Retail trade and bankruptcy revisions


MESI Feature Article

Retail trade revisions

In July 2008 the Australian Bureau of Statistics (ABS) announced revisions to the Retail Business Survey (RBS) which affected the data reported in the ABS Retail Trade publication. Those changes, and their impact on this Bulletin, were discussed in a feature article in the October 2008 edition. This short update discusses the impact of the reversal of the ABS decision for future editions of this publication.

The earlier changes

In October 2008 we reported that the ABS was reducing the sample size of the RBS, removing some industries from the survey and adopting a new survey methodology for businesses remaining in the survey.  According to the ABS, the impact of these changes was that the sample would be reduced by 59 per cent and that the increased standard error of the results would make monthly comparisons unreliable. As a consequence, the data reported in this Bulletin shifted to the more accurate quarterly seasonal adjusted retail trade data, rather than the typical monthly data presented before the change.

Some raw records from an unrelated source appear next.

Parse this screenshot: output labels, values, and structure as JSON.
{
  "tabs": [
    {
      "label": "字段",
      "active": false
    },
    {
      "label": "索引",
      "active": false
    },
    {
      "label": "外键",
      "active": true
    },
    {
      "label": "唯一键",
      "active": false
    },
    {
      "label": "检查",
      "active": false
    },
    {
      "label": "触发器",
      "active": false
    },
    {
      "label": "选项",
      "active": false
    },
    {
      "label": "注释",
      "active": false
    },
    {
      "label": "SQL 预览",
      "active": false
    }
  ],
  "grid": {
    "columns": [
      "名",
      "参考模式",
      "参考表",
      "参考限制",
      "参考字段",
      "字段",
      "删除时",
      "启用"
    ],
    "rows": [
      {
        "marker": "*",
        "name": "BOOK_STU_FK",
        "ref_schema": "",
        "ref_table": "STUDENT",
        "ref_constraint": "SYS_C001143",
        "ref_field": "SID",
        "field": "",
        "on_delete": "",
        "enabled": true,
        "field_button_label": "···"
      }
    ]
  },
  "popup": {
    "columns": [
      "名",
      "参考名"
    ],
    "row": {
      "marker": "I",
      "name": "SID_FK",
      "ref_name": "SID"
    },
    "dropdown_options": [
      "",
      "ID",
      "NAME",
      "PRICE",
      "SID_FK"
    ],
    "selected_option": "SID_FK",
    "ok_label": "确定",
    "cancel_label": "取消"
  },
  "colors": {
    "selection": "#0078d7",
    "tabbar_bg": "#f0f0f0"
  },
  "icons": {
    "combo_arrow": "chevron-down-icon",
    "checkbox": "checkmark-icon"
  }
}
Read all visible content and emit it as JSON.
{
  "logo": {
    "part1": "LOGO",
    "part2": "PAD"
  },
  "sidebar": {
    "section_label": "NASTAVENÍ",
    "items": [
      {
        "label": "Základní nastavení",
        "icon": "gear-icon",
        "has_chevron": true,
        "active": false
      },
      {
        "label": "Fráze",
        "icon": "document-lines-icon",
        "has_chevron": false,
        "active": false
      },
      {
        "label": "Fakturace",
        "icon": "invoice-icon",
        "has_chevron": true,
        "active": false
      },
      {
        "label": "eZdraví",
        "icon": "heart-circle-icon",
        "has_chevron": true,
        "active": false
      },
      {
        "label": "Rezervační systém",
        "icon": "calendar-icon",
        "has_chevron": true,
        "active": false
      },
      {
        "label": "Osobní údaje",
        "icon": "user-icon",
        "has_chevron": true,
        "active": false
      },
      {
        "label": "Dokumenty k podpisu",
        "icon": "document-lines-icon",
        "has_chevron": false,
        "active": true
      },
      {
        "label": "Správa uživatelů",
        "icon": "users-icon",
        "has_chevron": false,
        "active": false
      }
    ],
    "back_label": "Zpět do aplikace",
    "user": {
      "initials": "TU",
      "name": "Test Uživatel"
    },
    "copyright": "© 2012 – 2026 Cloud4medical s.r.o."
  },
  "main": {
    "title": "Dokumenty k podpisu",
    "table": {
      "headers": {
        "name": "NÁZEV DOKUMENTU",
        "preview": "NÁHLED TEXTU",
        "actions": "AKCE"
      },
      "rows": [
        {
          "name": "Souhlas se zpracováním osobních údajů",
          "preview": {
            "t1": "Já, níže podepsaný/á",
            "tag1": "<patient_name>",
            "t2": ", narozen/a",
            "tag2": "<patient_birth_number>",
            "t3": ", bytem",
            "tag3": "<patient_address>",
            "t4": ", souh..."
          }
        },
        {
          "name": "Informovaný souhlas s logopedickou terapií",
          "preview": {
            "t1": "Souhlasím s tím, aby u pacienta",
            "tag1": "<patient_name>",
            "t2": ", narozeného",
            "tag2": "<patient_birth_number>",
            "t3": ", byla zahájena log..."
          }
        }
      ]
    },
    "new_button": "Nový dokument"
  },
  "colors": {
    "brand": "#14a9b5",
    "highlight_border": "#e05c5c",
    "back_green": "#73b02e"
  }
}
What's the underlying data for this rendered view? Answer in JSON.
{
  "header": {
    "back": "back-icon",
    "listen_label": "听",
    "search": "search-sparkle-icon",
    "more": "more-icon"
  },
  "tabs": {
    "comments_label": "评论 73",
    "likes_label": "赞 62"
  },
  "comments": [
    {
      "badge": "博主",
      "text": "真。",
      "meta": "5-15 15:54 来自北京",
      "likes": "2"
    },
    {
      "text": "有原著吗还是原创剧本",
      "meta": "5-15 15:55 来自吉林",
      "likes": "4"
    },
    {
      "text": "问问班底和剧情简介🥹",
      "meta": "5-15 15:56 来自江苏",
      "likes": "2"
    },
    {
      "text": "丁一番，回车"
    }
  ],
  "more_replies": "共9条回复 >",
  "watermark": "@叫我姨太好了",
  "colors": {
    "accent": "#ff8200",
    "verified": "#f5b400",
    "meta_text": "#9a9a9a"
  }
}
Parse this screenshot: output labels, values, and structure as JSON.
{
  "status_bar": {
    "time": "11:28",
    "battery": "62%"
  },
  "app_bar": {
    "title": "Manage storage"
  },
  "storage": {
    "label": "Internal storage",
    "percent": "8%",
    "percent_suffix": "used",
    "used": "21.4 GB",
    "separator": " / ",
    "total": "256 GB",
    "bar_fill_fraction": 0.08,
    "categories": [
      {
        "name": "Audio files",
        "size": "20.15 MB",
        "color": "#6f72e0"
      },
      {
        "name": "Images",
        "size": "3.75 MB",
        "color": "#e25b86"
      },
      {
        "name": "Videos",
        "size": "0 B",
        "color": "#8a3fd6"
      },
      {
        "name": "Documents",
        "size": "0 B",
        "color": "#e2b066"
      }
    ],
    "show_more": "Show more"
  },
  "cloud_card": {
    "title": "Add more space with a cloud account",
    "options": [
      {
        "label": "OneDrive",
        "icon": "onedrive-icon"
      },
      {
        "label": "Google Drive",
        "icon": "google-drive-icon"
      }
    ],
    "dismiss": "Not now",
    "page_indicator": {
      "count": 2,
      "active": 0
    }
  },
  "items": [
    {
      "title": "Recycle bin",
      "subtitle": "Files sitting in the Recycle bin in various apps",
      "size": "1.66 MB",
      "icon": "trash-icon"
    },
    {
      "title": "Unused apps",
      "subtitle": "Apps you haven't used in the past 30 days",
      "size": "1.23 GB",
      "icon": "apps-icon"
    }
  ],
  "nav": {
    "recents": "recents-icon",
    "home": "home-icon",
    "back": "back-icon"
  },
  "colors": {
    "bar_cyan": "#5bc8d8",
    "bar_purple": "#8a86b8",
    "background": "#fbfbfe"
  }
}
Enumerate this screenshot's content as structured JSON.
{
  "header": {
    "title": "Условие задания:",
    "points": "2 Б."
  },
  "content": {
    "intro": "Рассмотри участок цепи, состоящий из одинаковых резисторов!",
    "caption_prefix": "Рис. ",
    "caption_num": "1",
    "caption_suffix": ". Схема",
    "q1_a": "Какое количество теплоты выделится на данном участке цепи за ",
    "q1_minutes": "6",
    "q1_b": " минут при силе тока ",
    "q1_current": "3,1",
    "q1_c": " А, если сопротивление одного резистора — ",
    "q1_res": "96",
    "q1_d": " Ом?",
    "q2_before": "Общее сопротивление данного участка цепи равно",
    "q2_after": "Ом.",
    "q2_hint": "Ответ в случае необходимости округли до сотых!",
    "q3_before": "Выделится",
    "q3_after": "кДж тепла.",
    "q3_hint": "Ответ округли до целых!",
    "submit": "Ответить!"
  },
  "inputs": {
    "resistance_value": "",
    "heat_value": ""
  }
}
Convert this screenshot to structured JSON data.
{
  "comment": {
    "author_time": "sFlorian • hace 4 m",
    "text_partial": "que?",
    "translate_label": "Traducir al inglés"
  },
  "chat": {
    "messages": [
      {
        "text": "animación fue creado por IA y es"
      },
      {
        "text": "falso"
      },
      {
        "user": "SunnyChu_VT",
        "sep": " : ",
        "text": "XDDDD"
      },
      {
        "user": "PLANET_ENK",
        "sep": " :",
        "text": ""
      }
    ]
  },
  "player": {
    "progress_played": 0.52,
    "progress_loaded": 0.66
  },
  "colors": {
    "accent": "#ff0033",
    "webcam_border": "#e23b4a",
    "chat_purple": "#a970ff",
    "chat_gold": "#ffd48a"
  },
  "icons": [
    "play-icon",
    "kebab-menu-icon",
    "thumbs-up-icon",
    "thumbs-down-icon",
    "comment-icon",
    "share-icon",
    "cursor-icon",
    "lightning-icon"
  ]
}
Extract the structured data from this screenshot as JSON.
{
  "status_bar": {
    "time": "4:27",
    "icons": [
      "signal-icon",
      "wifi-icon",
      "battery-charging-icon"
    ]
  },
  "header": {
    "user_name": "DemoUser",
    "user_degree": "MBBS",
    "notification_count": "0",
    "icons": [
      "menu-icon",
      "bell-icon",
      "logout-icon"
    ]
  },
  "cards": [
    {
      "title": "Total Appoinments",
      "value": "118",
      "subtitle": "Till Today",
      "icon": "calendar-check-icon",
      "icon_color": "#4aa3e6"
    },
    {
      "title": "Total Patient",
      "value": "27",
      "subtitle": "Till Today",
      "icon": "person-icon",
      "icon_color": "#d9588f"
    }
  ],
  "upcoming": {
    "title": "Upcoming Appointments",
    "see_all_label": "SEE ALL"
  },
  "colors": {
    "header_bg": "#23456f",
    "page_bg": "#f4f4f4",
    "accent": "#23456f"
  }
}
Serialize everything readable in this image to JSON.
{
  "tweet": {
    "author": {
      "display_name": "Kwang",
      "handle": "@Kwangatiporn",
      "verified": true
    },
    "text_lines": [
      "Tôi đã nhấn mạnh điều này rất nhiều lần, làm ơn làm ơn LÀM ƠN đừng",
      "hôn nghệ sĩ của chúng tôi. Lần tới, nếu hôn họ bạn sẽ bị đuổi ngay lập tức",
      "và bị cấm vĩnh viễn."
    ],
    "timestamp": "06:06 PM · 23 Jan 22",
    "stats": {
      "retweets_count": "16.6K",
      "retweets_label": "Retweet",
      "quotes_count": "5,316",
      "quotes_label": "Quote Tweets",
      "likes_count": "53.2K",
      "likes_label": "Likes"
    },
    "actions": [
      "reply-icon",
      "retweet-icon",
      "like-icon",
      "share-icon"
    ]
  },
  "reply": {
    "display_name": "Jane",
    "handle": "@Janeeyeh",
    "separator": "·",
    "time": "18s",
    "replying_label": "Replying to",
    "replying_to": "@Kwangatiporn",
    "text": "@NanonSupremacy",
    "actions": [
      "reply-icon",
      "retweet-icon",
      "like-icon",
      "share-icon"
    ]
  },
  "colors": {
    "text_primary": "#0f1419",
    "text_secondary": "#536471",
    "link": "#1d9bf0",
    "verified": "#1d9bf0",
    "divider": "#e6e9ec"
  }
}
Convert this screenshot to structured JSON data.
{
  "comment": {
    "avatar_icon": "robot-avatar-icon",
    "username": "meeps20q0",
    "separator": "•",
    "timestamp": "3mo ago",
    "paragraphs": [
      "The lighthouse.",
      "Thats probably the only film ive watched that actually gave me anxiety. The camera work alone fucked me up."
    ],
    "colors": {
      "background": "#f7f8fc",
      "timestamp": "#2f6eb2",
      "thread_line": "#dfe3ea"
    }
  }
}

The reversal of the decision

In November 2008 the ABS announced that it would be reinstating a full sample for the RBS for each month. The change means that the survey would revert to the methodology comparable to the system in place prior to July 2008. However, one change has remained, the removal of hotels and licensed clubs, video hire outlets and hairdressing and beauty salons from the sample. Therefore, from November 2008 the RBS will survey 500 larger ‘fully enumerated’ businesses and sample 2700 smaller businesses each month.

Monthly Statistical Bulletin Table 4.1

As a result of this revision, the Monthly Statistical Bulletin Table 4.1 will report seasonally adjusted aggregate Australian retail trade on a monthly basis.  This change has been implemented from the March 2009 edition. The Bulletin will cease reporting the quarterly retail sales series. 

Bankruptcy data revisions

The Monthly Statistical Bulletin has published one of the measures of bankruptcy—the total number of bankruptcies—reported by the Insolvency and Trustee Service Australia (ITSA).  From March 2009, additional data will be included on personal and business related bankruptcies.

What is changing?

The ITSA data on bankruptcies, specifically those persons administered under Part IV and XI of the Bankruptcy Act, is typically presented on a state-by-state basis with a total for each quarter.  In a footnote ITSA identify how many of the total bankruptcies are business related. 

According to ITSA, a business related bankruptcy is one “… in which an individual's bankruptcy is directly related to his or her proprietary interest in a business.”

The Monthly Statistical Bulletin collection will now include the total level of bankruptcies, personal bankruptcies and business related bankruptcies as separate items, so that the type of bankruptcy can be identified.

The disaggregated time series run from September quarter 1997. The detail on total bankruptcies, which is available from 1948‑49 in the electronic bulletin, will remain available for client use.

Not a new story

Strictly speaking, the impact of the new data is limited as the Bulletin has usually included a description of the number of business related bankruptcies.  The main gain in this change is that the personal and business bankruptcies will be identified over a five year period in the print edition of the Bulletin, and that the electronic version will include the full time series of both types of bankruptcies.

Comparison across time

The data enrichment allows better comparisons of the types of bankruptcies. Graph 1 displays the personal and business series. This graph identifies that business related bankruptcies are essentially flat, whereas personal bankruptcies are more volatile.

Graph 1. Bankruptcies compared

Graph 1: bankruptcies compared

 

Monthly Statistical Bulletin Table 4.5

Monthly Statistical Bulletin print edition Table 4.5 will include quarterly and annual data for personal, business related and total bankruptcies, changes in total bankruptcies and a graph showing the quarterly movement in total bankruptcies.  The electronic version of the table will include quarterly and annual percentage changes in the separate series and a graph of the levels of personal and business bankruptcies.